April 2017 – Atossa received positive interim review from independent safety committee in Phase 1 topical endoxifen study.
April 2017 – Atossa enrolled first cohort of eight subjects in endoxifen study.
March 2017 – Atossa raised approximately $4.4 million in gross proceeds in a public offering.
March 2017 – Atossa opened its endoxifen Phase 1 clinical study.
Atossa plans to commence a Phase 2 clinical study of endoxifen in the second half of 2017.

Q1 2017 Financial Results

We are in the research and development phase and do not generate revenue.

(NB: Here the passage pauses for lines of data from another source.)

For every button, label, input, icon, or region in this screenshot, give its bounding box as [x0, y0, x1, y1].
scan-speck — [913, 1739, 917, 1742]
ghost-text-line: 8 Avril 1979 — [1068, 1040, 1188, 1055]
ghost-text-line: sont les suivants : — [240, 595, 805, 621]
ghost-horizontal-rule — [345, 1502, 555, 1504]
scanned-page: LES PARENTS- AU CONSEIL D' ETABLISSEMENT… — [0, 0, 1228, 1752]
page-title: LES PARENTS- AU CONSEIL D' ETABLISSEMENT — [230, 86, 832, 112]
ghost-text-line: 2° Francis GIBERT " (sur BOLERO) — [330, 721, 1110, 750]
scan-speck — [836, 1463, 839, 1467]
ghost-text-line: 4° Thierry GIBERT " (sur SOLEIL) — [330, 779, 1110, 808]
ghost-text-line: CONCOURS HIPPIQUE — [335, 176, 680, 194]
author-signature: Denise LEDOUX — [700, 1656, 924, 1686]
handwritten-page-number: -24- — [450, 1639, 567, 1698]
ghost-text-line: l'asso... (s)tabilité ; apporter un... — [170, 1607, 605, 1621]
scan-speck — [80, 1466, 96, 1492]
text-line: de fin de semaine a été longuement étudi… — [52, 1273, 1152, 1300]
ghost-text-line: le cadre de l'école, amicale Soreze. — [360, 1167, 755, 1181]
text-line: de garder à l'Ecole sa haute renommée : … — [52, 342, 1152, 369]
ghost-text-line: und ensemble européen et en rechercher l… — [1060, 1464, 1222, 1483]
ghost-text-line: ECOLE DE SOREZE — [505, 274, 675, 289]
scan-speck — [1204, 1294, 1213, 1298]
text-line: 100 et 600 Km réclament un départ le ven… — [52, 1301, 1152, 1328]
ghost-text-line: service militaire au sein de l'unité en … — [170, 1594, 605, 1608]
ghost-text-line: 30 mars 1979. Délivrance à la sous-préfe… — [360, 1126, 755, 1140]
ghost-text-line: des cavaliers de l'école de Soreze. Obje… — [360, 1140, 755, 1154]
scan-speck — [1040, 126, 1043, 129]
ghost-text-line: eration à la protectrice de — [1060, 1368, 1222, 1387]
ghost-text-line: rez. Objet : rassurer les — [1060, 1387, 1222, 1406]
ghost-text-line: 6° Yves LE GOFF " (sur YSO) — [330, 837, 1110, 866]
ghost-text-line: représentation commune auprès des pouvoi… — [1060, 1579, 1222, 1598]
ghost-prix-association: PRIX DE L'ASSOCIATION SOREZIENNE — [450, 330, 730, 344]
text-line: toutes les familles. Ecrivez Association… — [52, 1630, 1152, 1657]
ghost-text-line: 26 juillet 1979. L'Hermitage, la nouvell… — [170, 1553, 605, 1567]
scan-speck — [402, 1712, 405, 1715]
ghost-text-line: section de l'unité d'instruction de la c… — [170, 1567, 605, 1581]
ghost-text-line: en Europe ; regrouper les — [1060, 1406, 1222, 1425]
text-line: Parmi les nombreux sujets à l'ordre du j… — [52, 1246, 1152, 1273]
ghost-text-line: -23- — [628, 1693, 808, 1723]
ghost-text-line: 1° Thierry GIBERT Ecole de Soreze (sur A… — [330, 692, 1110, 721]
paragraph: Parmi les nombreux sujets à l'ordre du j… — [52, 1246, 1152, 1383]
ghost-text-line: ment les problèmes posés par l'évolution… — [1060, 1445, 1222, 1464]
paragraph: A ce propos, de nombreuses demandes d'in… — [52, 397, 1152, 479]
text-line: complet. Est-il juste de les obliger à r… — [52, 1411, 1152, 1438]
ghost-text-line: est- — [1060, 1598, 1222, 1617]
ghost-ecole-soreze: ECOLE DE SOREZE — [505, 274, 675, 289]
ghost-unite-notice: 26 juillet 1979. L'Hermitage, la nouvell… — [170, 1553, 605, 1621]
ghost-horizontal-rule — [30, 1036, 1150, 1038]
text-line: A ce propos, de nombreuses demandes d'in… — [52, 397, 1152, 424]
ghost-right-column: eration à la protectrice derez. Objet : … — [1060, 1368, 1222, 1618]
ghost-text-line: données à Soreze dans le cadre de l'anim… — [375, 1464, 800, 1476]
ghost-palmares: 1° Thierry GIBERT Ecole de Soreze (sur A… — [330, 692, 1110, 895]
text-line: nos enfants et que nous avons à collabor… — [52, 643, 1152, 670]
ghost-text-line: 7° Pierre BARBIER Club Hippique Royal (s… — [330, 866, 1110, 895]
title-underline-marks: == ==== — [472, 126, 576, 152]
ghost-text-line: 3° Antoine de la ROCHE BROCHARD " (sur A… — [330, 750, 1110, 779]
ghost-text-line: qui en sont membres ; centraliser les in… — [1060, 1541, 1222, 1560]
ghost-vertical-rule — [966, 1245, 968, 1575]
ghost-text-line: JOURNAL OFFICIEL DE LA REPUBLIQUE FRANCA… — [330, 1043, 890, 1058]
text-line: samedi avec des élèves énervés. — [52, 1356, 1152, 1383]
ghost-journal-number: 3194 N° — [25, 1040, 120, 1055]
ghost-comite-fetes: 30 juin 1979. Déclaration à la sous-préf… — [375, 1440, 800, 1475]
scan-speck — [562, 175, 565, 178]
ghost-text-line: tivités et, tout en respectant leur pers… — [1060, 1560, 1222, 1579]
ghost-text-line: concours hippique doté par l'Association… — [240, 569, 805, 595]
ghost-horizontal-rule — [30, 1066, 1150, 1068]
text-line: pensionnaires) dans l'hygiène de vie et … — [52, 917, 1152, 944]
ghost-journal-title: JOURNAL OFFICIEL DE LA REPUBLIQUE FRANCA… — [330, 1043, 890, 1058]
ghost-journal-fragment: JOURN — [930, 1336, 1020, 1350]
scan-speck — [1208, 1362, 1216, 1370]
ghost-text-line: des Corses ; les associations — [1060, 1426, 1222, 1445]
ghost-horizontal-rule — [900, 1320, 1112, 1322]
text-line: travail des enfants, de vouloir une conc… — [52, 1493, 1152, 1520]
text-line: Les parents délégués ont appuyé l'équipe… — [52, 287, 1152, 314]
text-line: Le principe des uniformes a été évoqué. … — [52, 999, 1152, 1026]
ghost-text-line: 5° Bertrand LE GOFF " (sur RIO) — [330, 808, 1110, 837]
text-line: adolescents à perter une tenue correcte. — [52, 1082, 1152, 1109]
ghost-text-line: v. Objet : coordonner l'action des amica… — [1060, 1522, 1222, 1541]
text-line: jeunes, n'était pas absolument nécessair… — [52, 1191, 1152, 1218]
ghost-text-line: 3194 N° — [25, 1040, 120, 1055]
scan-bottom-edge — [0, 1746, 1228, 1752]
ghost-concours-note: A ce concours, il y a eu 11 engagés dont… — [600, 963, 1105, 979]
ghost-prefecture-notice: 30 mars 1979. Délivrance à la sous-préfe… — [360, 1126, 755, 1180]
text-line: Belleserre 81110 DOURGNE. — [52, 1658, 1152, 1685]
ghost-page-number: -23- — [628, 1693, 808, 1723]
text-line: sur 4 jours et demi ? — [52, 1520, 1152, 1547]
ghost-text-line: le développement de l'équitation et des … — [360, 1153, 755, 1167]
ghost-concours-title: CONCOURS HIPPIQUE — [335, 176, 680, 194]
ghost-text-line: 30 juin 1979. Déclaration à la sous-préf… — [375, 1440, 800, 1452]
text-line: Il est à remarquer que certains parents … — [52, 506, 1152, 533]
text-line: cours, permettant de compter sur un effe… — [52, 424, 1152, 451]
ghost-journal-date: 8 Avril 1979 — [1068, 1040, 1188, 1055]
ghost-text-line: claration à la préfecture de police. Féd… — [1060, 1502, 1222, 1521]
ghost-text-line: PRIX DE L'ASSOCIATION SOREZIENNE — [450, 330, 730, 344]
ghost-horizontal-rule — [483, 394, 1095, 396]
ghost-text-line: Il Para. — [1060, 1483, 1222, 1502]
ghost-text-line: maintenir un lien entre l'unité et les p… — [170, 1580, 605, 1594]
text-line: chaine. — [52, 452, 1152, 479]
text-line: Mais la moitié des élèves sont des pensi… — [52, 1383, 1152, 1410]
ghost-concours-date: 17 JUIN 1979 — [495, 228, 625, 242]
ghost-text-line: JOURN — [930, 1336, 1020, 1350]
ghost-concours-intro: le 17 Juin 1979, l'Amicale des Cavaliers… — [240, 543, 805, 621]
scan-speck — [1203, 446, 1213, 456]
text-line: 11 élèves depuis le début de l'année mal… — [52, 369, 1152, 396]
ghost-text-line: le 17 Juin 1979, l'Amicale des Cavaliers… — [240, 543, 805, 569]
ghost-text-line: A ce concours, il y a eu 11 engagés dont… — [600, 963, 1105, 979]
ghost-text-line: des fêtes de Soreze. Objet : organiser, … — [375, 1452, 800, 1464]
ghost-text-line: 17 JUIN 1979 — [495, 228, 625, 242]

Operating expenses: Total operating expenses were approximately $1.7 million for the three months ended March 31, 2017, consisting of general and administrative (G&A) expenses of approximately $1.1 million and R&D expenses of approximately $544,000. Operating expenses for the three months ended March 31, 2017 decreased approximately $641,000, or 27.5%, from approximately $2.3 million for the three months ended March 31, 2016, which consisted of G&A expenses of approximately $2.2 million, and R&D expenses of approximately $150,000.

The Company recorded a net loss of $1.7 million, for the three months ended March 31, 2017, as compared to a net loss of $2.3 million for the three months ended March 31, 2016.